An outdoor electric grill functions just as its counterparts do: The griller puts food on the heated surface to cook the food. Unlike charcoal grills, however, food cooked on an electric grill will not have that smoky, earthy flavour derived from charcoal. For many, this disadvantage is enough to dismiss the electric grill. If the purpose of cooking outdoors is to get that specific flavouring, an electric grill will not suffice.
Charcoal, though, can be cumbersome to store and produces a lot of smoke, hence the infusion of smoky flavouring. But if sitting outdoors while grilling is the aim of the outing, and smoke disrupts the party, then an electric grill can eliminate that atmospheric invasion.
A propane grill can also eliminate the smoke from the cooking equation. It also provides a distinct flavouring to food because the food is cooked over an open flame. While not smoky, exactly, the grilled flavour is savoury. An electric grill simply cannot provide that particular zest. Propane for grills comes in tanks, though, and those tanks tend to run out of fuel just before the steaks are ready to be put on the grill. With an electric grill, the fuel is at the ready. No hauling the tank to the nearest propane dealer for a costly refill.
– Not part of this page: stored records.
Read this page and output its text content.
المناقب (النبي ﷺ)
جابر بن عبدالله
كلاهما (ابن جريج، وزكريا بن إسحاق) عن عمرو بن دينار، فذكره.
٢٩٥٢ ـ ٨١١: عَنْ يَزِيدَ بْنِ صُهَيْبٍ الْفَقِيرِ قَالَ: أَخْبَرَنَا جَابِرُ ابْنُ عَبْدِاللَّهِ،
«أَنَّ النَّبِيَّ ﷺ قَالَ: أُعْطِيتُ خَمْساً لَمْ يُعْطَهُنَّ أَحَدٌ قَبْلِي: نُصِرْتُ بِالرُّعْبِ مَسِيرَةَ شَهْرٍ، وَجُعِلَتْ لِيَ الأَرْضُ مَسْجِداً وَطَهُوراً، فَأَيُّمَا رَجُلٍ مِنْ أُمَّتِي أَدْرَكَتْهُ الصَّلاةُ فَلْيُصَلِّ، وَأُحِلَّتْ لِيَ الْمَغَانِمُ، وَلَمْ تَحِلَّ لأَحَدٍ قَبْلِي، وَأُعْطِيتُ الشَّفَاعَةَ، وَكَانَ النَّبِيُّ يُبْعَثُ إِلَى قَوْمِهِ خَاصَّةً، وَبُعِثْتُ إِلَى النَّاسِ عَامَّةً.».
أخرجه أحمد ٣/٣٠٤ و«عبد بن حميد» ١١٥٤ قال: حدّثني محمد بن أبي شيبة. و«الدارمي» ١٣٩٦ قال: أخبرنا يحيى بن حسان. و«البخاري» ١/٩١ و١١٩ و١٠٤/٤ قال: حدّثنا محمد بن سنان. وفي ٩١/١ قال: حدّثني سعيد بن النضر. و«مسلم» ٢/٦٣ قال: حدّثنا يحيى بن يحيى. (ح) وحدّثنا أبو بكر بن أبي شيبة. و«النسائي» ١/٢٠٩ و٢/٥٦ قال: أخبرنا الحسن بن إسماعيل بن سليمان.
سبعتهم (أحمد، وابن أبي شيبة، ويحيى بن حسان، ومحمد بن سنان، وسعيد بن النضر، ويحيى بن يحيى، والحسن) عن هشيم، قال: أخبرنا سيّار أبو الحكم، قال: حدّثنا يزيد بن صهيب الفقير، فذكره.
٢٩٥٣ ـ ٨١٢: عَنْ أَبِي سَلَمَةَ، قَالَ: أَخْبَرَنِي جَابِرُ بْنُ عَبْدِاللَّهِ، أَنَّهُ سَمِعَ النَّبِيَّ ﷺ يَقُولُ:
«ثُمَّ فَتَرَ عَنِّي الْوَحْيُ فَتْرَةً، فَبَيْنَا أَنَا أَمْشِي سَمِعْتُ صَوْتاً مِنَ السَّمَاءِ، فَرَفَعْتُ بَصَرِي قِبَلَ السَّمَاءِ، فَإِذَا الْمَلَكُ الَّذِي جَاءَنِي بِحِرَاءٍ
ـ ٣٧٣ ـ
Simply plug in the grill and grill up those steaks.
Plugging in the grill is great when the outlet is nearby. At the very least, an extension cord may be necessary. This, though, poses a problem when no outlet is available, such as at rustic cabins and campsites. An electric grill, even small portable ones, is confined to those places where electricity is available. A portable charcoal grill can be taken just about anywhere and fired up.
The indoor electric grills also have their advantages and disadvantages. Indoor electric grills provide a visual appeal to food because they leave grill marks, just as an outdoor grill would. The indoor grills, however, are limited in cooking area. They would be impractical if cooking for a crowd. If cooking for one or two, however, these small grills are a good option. They also provide a healthy option; much of the grease from cooked meats is directed away from the cooking area, so the food is leaner when served.